On Fri, Mar 18, 2022 at 04:10:55PM -0700, Linus Torvalds wrote:
> It would be lovely to have some explicit model for "I want the frame
> to have been set up for backtraces", but here we are.

So please define exactly what that *means*?  Preferably portably, but I
reckon at least some of it will have to be machine-specific (and ABI-
specific).  But it needs to be well-defined, clearly defined, defined at
all, and *documented* :-)

> Marking '%rsp
> used makes the compiler understand it's not a leaf function.
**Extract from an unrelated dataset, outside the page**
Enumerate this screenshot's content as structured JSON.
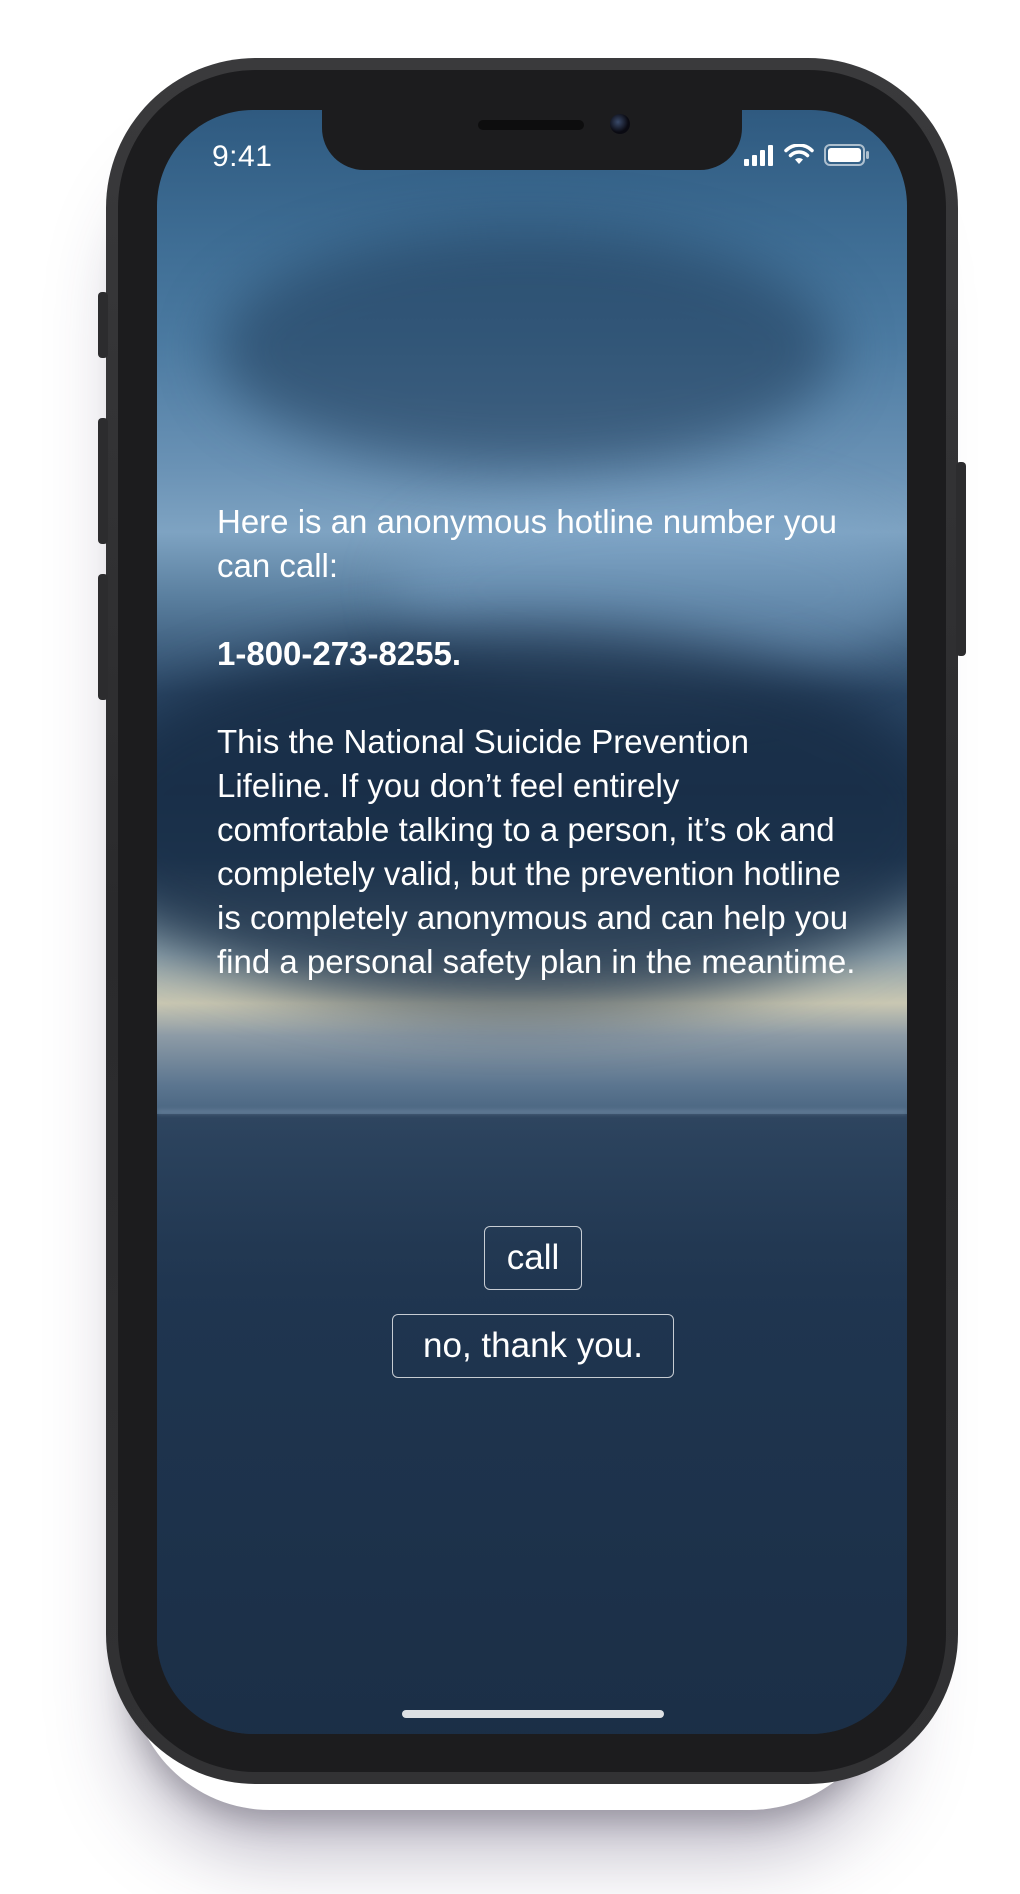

As I said before, this is explicitly incorrect code.  Always was, but
it is documented since a while (since GCC 9).  Clobbering the stack
pointer can never be correct, the stack pointer after an asm has to be
identical to the one before that asm!

> And while we have other uses for it that then use the actual value,
> those don't care about the exact value of the stack pointer register,
> they just want "give me a pointer that is contained within the current
> stack", because we control the stack allocation and do funky things
> there. So "any random stack pointer value in this function" is
> perfectly fine and expected.

You can use %rsp as *input* operand just fine, which is all you need for
that.

> But for user mode, it would probably be a great idea to also have a "I
> cannot use a redzone in this function" thing. The kernel can't use it
> because we have nested exceptions, but maybe some day even the kernel
> could make use of (controlled) red-zoning.

Yes.  We just have to figure out what the exact semantics we want is,
and how to express that in a target-independent way, and then relatedly
what a good name for it would be ("redzone" in the clobber list is the
best I can come up with right now, but that may have to change).